MRM additionally exhibited indicative or possibly an underlying interpretative value in intrathecal vascular blockage, postoperative scars, arachnoid grips and sequestrated discs.

The intensely T2‑weighted sequence and bigger FOV utilized in our examination brought about brief discovery of extra foci of coincidental or abnormal fluid signal in spinal or extra‑spinal areas. Perineural growths, synovial neoarthrosis and facetic radiations could be distinguished on MR even by the moderately unpracticed technicians.

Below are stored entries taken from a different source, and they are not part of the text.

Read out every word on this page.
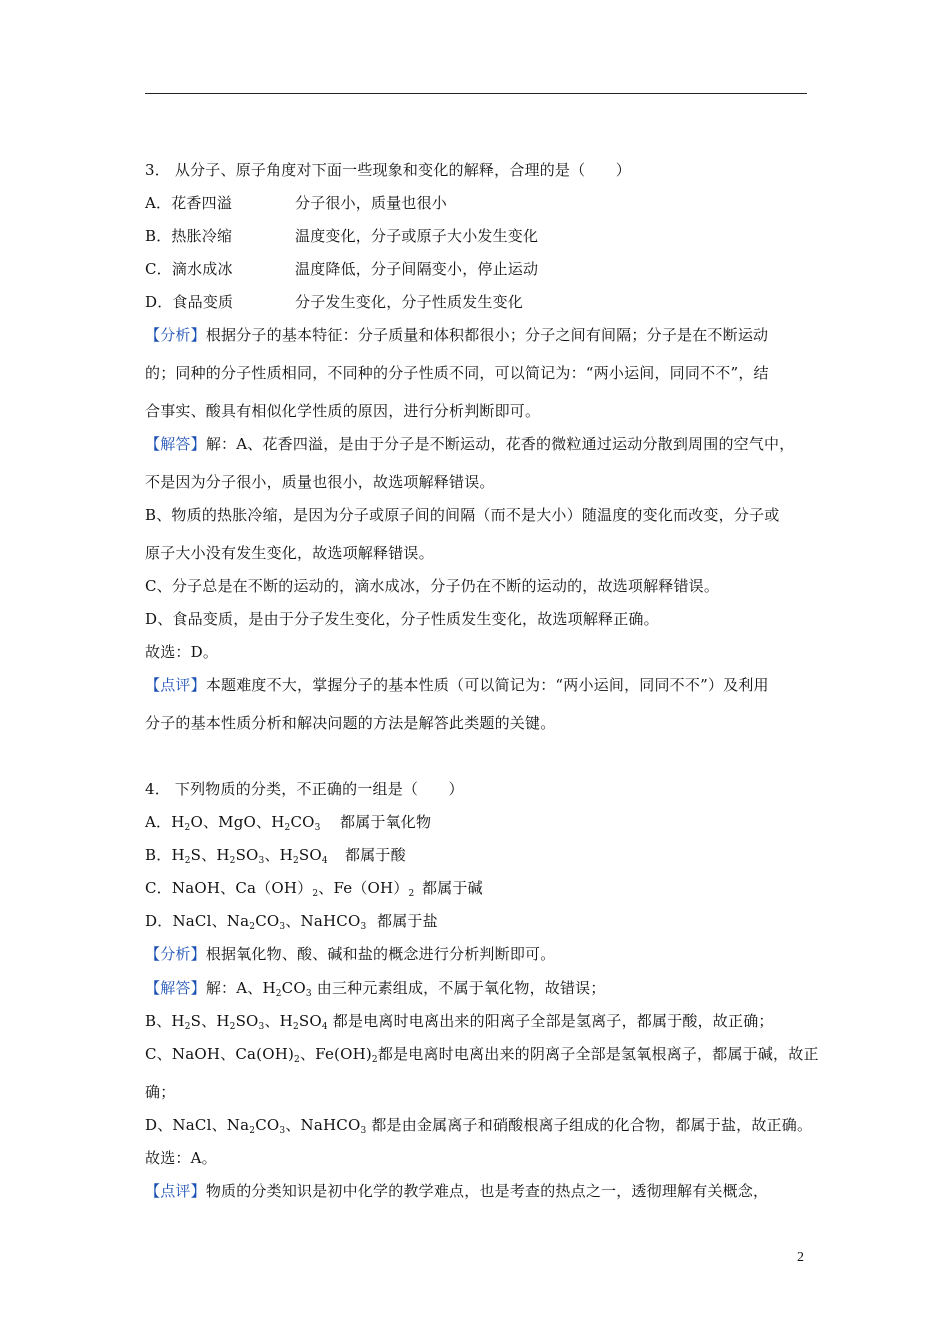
3． 从分子、原子角度对下面一些现象和变化的解释，合理的是（　　）
A．花香四溢	分子很小，质量也很小
B．热胀冷缩	温度变化，分子或原子大小发生变化
C．滴水成冰	温度降低，分子间隔变小，停止运动
D．食品变质	分子发生变化，分子性质发生变化
【分析】根据分子的基本特征：分子质量和体积都很小；分子之间有间隔；分子是在不断运动
的；同种的分子性质相同，不同种的分子性质不同，可以简记为：“两小运间，同同不不”，结
合事实、酸具有相似化学性质的原因，进行分析判断即可。
【解答】解：A、花香四溢，是由于分子是不断运动，花香的微粒通过运动分散到周围的空气中，
不是因为分子很小，质量也很小，故选项解释错误。
B、物质的热胀冷缩，是因为分子或原子间的间隔（而不是大小）随温度的变化而改变，分子或
原子大小没有发生变化，故选项解释错误。
C、分子总是在不断的运动的，滴水成冰，分子仍在不断的运动的，故选项解释错误。
D、食品变质，是由于分子发生变化，分子性质发生变化，故选项解释正确。
故选：D。
【点评】本题难度不大，掌握分子的基本性质（可以简记为：“两小运间，同同不不”）及利用
分子的基本性质分析和解决问题的方法是解答此类题的关键。
4． 下列物质的分类，不正确的一组是（　　）
A．$H_2O$、MgO、$H_2CO_3$ 都属于氧化物
B．$H_2S$、$H_2SO_3$、$H_2SO_4$ 都属于酸
C．NaOH、$Ca(OH)_2$、$Fe(OH)_2$ 都属于碱
D．NaCl、$Na_2CO_3$、NaHCO$_3$ 都属于盐
【分析】根据氧化物、酸、碱和盐的概念进行分析判断即可。
【解答】解：A、$H_2CO_3$ 由三种元素组成，不属于氧化物，故错误；
B、$H_2S$、$H_2SO_3$、$H_2SO_4$ 都是电离时电离出来的阳离子全部是氢离子，都属于酸，故正确；
C、NaOH、$Ca(OH)_2$、$Fe(OH)_2$都是电离时电离出来的阴离子全部是氢氧根离子，都属于碱，故正
确；
D、NaCl、$Na_2CO_3$、NaHCO$_3$ 都是由金属离子和硝酸根离子组成的化合物，都属于盐，故正确。
故选：A。
【点评】物质的分类知识是初中化学的教学难点，也是考查的热点之一，透彻理解有关概念，
2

Intrathecal vascular blockage, arachnoid grips, sequestrated discs and postoperative scars, all were likely suggestive of underlying interpretative value in MRM.

The use of a T2 weighted series and a larger field of view in our study resulted in the detection of additional foci of coincidental or irregular fluid signal in the spinal and extraspinal regions. Also moderately experienced technicians could differentiate perineural growths, synovial neoarthrosis, and facetic radiations on MR.^[15,16]

In patients referred for spinal imaging, additional benefits such as possibility of revealing ascites, diaphragmatic hernia, lymphadenopathy and provincial joint pathologies was also feasible. These discoveries had significant clinical importance in certain patients. These extra-spinal findings were restricted in routine spinal imaging sequences in the primary look because of the restricted FOV and foremost immersion groups which brought about a sign drop anterior to the spine.^[17]

Conclusion

MRM could be used for the normal spinal MRI protocol, based on the findings of this research. It could help in recognition of unusual fluid signals in the spinal and extra spinal regions and give extra data past the desired area without fundamentally delaying in general imaging time.